AI reply drafts include references to the historical basis for the draft.
A human confirmation step is always required before sending.
With this kind of input, AI can work not just by building a screen, but by keeping in mind which constraints to respect and where to leave room for human judgment.
The Faster AI Gets, the More Important Review Becomes
As AI speeds up implementation, it may seem like reviews can be lighter. But the opposite is true. Because things can be built quickly, reviews must look not just at code details but at the validity of the premises.
What I want to see when reviewing AI-generated code is not just whether there are bugs.
- Are the requirements correctly understood in the first place?
- Is the AI filling in missing specs on its own?
- Is failure-time behavior designed?
- Are there logs that operations staff can check?
- Are the boundaries designed to be easy to change in the future?

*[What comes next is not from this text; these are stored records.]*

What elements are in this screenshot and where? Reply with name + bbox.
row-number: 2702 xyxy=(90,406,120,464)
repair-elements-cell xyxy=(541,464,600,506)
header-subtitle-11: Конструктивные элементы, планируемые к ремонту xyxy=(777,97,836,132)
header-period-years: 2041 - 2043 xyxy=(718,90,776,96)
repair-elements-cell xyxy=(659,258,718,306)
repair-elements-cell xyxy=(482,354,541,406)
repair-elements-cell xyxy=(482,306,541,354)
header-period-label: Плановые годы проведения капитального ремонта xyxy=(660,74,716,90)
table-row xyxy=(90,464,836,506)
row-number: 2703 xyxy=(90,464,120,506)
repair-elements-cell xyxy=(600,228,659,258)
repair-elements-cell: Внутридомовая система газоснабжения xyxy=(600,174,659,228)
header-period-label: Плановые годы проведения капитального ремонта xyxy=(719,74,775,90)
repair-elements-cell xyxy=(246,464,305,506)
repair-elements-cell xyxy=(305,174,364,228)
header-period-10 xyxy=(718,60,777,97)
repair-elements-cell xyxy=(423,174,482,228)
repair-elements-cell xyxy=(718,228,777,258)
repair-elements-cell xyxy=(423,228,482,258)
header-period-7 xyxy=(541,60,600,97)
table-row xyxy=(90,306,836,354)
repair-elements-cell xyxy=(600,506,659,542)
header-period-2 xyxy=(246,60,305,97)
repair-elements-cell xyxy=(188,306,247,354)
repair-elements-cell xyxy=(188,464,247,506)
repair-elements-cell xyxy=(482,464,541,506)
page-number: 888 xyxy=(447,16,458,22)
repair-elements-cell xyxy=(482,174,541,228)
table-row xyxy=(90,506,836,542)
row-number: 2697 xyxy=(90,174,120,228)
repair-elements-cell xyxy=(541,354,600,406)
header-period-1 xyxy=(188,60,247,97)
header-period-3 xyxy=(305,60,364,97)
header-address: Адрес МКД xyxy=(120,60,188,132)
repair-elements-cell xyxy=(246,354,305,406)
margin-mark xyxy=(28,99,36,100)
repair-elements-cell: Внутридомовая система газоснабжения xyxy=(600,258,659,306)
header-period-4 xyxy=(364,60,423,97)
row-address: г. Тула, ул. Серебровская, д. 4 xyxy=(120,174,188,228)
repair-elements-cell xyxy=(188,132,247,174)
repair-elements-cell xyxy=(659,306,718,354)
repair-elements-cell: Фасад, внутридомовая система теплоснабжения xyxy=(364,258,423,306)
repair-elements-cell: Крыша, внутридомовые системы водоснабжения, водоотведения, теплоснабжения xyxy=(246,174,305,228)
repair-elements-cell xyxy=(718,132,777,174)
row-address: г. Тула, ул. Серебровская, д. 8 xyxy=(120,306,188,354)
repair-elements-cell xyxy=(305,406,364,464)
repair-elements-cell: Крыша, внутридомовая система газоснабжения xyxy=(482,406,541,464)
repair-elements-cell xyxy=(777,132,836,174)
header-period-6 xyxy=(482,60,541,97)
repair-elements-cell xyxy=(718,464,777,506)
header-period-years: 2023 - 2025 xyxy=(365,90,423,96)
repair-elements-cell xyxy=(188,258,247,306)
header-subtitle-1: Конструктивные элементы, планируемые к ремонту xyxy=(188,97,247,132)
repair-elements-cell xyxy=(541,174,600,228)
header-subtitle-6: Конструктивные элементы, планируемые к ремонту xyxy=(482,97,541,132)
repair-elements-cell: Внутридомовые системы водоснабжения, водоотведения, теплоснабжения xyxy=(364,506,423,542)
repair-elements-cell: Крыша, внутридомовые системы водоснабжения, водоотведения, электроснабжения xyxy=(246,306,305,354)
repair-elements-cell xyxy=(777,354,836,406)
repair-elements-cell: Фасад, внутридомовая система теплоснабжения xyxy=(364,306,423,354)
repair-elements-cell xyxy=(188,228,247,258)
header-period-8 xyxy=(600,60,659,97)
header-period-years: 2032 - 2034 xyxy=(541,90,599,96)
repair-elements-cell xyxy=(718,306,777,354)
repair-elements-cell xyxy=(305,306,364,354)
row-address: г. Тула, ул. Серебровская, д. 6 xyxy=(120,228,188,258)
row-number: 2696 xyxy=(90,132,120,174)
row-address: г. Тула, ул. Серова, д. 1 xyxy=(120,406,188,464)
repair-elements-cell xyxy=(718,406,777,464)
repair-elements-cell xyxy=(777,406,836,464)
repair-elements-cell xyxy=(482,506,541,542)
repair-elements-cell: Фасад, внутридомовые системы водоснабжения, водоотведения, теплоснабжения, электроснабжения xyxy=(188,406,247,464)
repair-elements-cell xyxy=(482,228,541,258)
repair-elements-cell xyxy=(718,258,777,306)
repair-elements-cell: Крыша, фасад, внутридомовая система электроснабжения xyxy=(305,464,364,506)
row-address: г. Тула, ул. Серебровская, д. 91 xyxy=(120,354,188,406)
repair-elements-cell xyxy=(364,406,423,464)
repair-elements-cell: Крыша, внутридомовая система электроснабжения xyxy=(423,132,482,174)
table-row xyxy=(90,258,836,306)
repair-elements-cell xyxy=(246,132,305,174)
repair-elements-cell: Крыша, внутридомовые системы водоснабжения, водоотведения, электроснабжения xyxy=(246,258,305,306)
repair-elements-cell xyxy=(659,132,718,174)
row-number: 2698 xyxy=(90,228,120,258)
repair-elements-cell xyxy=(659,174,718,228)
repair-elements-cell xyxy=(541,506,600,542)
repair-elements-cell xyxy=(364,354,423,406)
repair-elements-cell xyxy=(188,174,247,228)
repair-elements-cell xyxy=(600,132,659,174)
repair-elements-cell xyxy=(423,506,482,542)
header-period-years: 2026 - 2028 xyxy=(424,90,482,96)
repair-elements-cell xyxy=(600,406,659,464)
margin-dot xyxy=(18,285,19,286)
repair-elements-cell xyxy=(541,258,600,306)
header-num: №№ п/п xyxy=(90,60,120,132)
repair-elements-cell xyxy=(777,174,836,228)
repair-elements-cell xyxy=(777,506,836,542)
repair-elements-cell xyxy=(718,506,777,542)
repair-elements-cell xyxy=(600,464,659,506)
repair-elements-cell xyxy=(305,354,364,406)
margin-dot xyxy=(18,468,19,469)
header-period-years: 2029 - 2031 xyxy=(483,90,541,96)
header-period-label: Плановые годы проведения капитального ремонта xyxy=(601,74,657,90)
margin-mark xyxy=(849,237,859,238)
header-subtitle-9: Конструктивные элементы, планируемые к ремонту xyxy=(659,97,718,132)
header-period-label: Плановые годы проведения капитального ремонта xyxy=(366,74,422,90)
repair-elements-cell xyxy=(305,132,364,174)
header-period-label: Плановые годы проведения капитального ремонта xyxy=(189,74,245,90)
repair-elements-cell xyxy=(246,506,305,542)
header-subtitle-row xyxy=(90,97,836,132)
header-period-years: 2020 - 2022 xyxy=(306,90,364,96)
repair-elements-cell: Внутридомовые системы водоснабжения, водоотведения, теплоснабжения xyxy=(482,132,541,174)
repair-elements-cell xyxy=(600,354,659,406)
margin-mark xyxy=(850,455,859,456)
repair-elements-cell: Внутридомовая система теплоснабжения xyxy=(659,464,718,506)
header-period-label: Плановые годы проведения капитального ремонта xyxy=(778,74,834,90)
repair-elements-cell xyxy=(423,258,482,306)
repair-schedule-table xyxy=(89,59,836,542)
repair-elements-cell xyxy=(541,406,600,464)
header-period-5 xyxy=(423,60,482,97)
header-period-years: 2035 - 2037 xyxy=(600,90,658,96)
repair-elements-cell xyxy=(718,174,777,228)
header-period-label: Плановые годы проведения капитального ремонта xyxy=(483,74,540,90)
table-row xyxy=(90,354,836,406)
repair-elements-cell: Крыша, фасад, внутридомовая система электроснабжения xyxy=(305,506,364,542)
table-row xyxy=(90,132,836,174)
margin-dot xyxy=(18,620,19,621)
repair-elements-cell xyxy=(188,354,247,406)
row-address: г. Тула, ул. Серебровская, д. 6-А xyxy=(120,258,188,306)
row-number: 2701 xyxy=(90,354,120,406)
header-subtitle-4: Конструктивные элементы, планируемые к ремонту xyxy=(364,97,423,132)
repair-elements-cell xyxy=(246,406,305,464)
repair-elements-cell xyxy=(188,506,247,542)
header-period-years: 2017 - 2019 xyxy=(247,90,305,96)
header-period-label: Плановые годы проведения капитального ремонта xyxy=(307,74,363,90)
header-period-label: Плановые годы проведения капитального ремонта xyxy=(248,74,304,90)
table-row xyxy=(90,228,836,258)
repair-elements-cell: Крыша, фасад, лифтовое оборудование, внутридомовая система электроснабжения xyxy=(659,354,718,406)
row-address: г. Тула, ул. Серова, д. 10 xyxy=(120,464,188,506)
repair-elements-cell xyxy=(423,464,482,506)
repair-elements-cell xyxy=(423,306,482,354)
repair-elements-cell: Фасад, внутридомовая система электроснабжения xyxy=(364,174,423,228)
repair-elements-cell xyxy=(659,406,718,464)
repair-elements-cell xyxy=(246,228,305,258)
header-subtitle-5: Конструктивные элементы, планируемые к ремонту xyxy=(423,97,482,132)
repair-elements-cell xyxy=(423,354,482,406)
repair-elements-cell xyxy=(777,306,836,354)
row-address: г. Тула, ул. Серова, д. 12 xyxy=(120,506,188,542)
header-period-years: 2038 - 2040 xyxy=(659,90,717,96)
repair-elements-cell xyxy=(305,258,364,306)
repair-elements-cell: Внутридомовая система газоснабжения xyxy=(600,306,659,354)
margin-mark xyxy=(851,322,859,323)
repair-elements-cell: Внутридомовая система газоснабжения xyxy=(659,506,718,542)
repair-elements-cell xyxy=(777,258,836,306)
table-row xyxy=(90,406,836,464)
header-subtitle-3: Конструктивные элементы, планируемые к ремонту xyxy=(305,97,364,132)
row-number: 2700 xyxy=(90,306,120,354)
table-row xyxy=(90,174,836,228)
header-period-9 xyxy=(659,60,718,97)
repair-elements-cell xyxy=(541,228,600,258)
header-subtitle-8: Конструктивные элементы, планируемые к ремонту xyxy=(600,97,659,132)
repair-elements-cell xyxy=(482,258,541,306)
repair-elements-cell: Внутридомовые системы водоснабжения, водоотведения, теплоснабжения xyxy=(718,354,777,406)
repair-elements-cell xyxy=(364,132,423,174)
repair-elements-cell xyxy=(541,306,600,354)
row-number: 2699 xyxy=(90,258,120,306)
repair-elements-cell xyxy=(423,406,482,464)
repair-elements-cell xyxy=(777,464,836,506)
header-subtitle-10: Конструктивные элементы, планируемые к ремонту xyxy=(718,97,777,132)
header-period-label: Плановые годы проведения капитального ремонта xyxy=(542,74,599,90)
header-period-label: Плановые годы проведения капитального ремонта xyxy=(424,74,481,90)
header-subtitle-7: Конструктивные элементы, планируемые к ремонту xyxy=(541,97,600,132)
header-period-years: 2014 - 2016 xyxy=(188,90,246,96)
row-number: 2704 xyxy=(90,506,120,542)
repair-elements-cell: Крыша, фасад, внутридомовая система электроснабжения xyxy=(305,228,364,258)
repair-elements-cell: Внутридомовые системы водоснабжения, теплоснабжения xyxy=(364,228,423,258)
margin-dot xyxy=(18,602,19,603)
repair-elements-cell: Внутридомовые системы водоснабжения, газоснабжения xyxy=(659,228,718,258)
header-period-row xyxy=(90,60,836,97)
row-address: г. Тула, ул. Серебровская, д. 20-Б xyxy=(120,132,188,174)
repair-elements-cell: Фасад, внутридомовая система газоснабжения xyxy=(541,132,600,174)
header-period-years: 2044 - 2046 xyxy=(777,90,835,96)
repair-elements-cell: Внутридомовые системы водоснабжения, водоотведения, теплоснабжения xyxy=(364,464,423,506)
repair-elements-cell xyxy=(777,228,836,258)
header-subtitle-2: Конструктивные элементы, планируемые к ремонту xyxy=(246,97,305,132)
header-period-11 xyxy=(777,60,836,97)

These perspectives are also close to llmops. In LLM applications, even if outputs look plausible, they cannot be operated without visibility into evidence, evaluation, traces, cost, and recovery from failure. AI-driven development is the same: working code and a trustworthy development process are not the same thing.
Summary
As AI speeds up code writing, the value of engineers shifts from “writing fast” to “defining what to build, under what conditions, and in a verifiable form.”
This is not a story about coding jobs disappearing. Rather, because AI can now write code, the importance of properly designing the problems, constraints, operations, and evaluation that lie outside the code is increasing.
Personally, I believe the essence of AI-driven development is not liberating engineers from code generation, but making the premises of problem solving clearer. The number of tasks that can be delegated to AI will increase. But what counts as success, which risks are unacceptable, and who will operate it must continue to be designed by humans.
The work that remains after coding speed increases is more mundane than you might expect. But it is this mundane design that determines development quality in the age of AI.